1922

Texte attribué à Radek dans la traduction en anglais (mais où le sous-titre n'apparait pas). Source en anglais : Tony Saich. The Origins of the First United Front in China.
Source en russe : Le Parti communiste pan-soviétique (bolchevik), l'Internationale communiste et la Chine : Documents. Vol. I. Le Parti communiste pan-soviétique (bolchevik), l'Internationale communiste et le mouvement révolutionnaire national en Chine. 1920-1925. Moscou : Buklet, 1994.
Première mise en ligne en français par le site "Matière et Révolution".


4e Congrès de l'Internationale Communiste (5 Novembre - 5 décembre 1922)

Complément aux Thèses générales
sur la question d'Orient

Karl Radek


Le développement de l'Extrême-Orient place les jeunes partis communistes de Chine 1 devant une tâche colossale, qui exige d'eux non seulement qu'ils mobilisent toutes leurs forces pour organiser les masses ouvrières, mais aussi qu'ils comprennent très clairement les questions complexes soulevées par l'histoire, avant que ces partis communistes aient pu se renforcer dans la lutte et gagner la confiance des masses.

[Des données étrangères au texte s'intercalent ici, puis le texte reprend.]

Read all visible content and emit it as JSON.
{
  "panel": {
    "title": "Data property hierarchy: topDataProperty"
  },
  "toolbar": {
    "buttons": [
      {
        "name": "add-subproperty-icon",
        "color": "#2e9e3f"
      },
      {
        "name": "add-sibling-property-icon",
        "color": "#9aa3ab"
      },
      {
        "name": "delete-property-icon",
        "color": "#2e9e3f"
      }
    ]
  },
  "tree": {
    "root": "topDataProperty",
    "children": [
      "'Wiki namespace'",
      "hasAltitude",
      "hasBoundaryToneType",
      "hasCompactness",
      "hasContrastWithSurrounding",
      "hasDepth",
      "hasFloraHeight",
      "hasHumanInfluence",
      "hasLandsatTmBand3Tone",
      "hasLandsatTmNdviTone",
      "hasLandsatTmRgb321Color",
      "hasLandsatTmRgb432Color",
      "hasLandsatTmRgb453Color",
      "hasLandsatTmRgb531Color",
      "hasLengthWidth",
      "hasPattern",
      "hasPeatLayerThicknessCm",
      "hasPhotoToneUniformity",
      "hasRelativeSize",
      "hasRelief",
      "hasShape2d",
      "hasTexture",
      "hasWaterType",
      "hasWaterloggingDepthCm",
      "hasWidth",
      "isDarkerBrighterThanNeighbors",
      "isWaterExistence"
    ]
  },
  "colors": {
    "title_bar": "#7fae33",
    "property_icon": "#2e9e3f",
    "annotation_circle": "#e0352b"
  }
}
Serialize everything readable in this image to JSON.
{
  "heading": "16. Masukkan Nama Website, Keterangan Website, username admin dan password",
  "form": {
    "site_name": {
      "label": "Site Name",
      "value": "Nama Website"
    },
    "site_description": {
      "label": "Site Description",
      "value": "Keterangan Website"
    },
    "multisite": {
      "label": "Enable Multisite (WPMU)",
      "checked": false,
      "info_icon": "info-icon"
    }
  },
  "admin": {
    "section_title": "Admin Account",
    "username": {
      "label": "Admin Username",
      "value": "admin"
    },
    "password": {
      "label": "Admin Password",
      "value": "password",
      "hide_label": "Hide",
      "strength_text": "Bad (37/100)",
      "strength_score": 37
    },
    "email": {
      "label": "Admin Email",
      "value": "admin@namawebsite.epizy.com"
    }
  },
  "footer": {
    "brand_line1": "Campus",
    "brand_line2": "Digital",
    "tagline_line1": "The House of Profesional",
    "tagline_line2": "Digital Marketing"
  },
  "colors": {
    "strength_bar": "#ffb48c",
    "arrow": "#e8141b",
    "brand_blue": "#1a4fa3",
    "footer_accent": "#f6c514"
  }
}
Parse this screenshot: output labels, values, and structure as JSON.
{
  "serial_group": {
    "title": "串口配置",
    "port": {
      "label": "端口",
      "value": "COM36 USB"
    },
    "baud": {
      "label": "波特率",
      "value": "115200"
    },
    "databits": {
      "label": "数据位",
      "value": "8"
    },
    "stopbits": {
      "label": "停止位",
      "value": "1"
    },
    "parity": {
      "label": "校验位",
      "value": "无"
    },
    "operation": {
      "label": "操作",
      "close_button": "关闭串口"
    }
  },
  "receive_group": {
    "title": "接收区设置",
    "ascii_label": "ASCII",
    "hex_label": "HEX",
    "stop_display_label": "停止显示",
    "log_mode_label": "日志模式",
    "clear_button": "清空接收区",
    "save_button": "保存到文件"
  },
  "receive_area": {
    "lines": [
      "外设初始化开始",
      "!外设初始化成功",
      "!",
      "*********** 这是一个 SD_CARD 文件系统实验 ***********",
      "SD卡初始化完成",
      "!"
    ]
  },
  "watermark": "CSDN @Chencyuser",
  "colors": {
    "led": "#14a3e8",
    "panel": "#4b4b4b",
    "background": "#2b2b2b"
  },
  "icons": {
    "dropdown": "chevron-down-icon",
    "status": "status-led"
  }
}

En Chine, le communisme a commencé à se développer ces dernières années tant dans le sud que dans le nord. Les communistes chinois ont commencé à participer aux manifestations spontanées de la lutte de la classe ouvrière, mais ils n'ont pas encore réussi à se rapprocher des masses populaires. Pour ce faire, ils doivent avant tout comprendre plus précisément la signification des événements politiques en Chine et le rôle que jouent la classe ouvrière et le parti communiste dans ces événements.

Malgré la révolution de 1911 qui a donné naissance à la République chinoise, la Chine n'en est actuellement qu'à la phase préparatoire de son développement révolutionnaire bourgeois. La tâche centrale de ce développement est l'unification du peuple chinois et la création d'un État bourgeois unifié. Cette tâche, que la bourgeoisie a déjà résolue en Europe occidentale en 1871, n'est toujours pas résolue en Chine. En réalité, la Chine se compose actuellement d'une série de territoires indépendants, contrôlés par des gouverneurs militaires (duzunei). Mais il serait historiquement tout à fait injustifié de considérer le pouvoir de ces gouverneurs militaires uniquement comme une domination militaire et de ne pas voir que ces petits princes indépendants sont les centres du développement bourgeois. Chacun d'entre eux, en exploitant les masses populaires, en créant une armée, en construisant des arsenaux pour armer son armée, joue le rôle des rois absolus du XVIIIe siècle en Europe occidentale, dont le pouvoir, connu sous le nom d'absolutisme éclairé, représentait une période de création du capitalisme, une période au cours de laquelle la bourgeoisie en développement n'était pas encore en mesure de prendre le pouvoir entre ses mains.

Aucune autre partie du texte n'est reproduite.